Senegal imports rolling stock for its railways from India. Both Indian Railways and RITES have been involved in providing a range of services to the Senegal Railways including providing consultancy services, conducting feasibility studies and providing rolling stock including diesel multiple units, engines and railway compartments. The two countries entered into a Bilateral Investment Promotion and Protection Agreement in 2005 and a Double Taxation Avoidance Agreement in 2007.

=== Economic Cooperation ===
In 2003, the Government of India provided a line of credit worth $2 billion to a group of 9 West African nations, including Senegal, called Team-9. Senegal revamped its urban public transportation system through an Indo-Senegalese joint venture that assembled Tata buses in the Senegalese town of Thies.
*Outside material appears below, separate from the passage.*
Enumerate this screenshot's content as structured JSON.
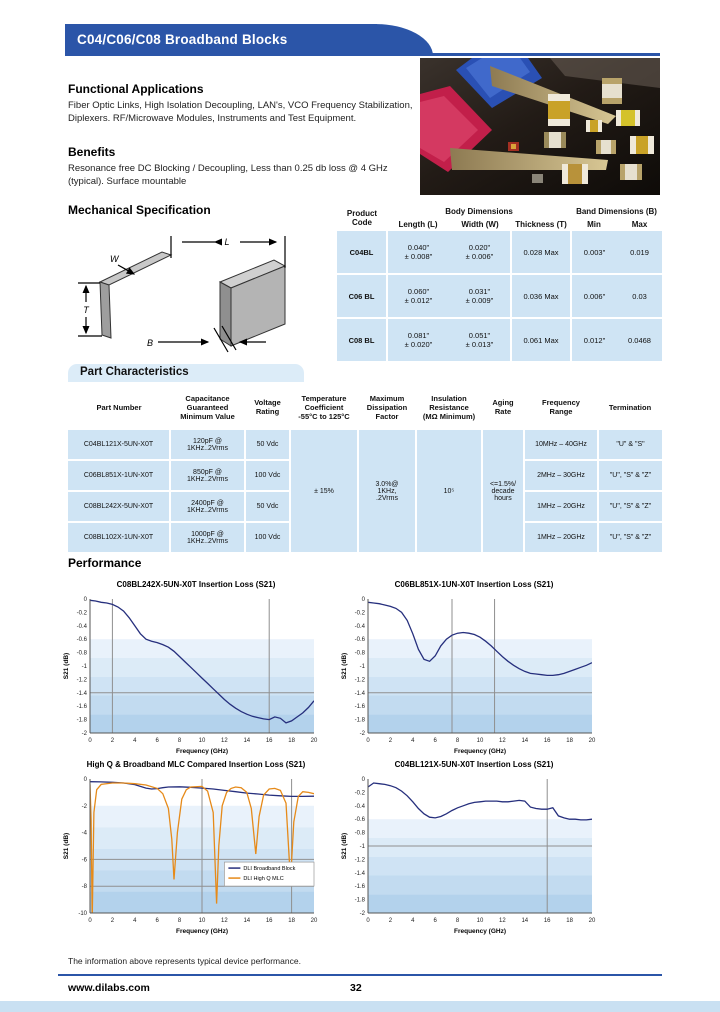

India's decision to allow duty-free imports from Least Developed Countries has benefitted Senegal and India's Exim Bank provided the country with a $28 million line of credit to help it access consultancy services and equipment for undertaking a rural electrification programme.

=== Investments ===
Senegal has welcomed Indian investments in that country in a range of sectors including textiles, chemicals and manufacturing. In 2006 ArcelorMittal entered into an agreement with the Government of Senegal for the production of iron ore in south eastern Senegal through investments amounting to $2 billion. Since Senegalese law requires Asian companies that are awarded infrastructure contracts to partner with Senegalese companies, joint ventures with Indian companies have been an important means of transferring technological know how and training to Senegal. Senegal's largest industrial complex, the Industries Chimiques du Senegal (ICS), is a joint venture between Senegal and India involving the Indian fertiliser major IFFCO and it exports much of its phosphate output to India. IFFCO in 2007 undertook a $100 million project to revive the 6.6 lakh tonne capacity phosphoric acid plant of the Industries Chimiques de Senegal to raise its production to optimum levels.

== Technical Cooperation ==
India provides scholarships for training Senegalese personnel under its Indian Technical and Economic Cooperation Programme. Senegal is also part of India's Pan-African e-Network project that allows it to tap Indian expertise through telemedicine and teleeducation. A hub earth station of the network is located in the Sebikotane village of Senegal. Senegal, once the largest importer of rice in Africa, sought technological support from India for increasing its rice production in 2008. In 2011, speaking at the Africa-India Forum Summit at Addis Ababa in 2011, Senegal's President Abdoulaye Wade noted that India's assistance had helped his country "in increasing rice production so dramatically that it has gone from being an importer to an exporter in a matter of four years".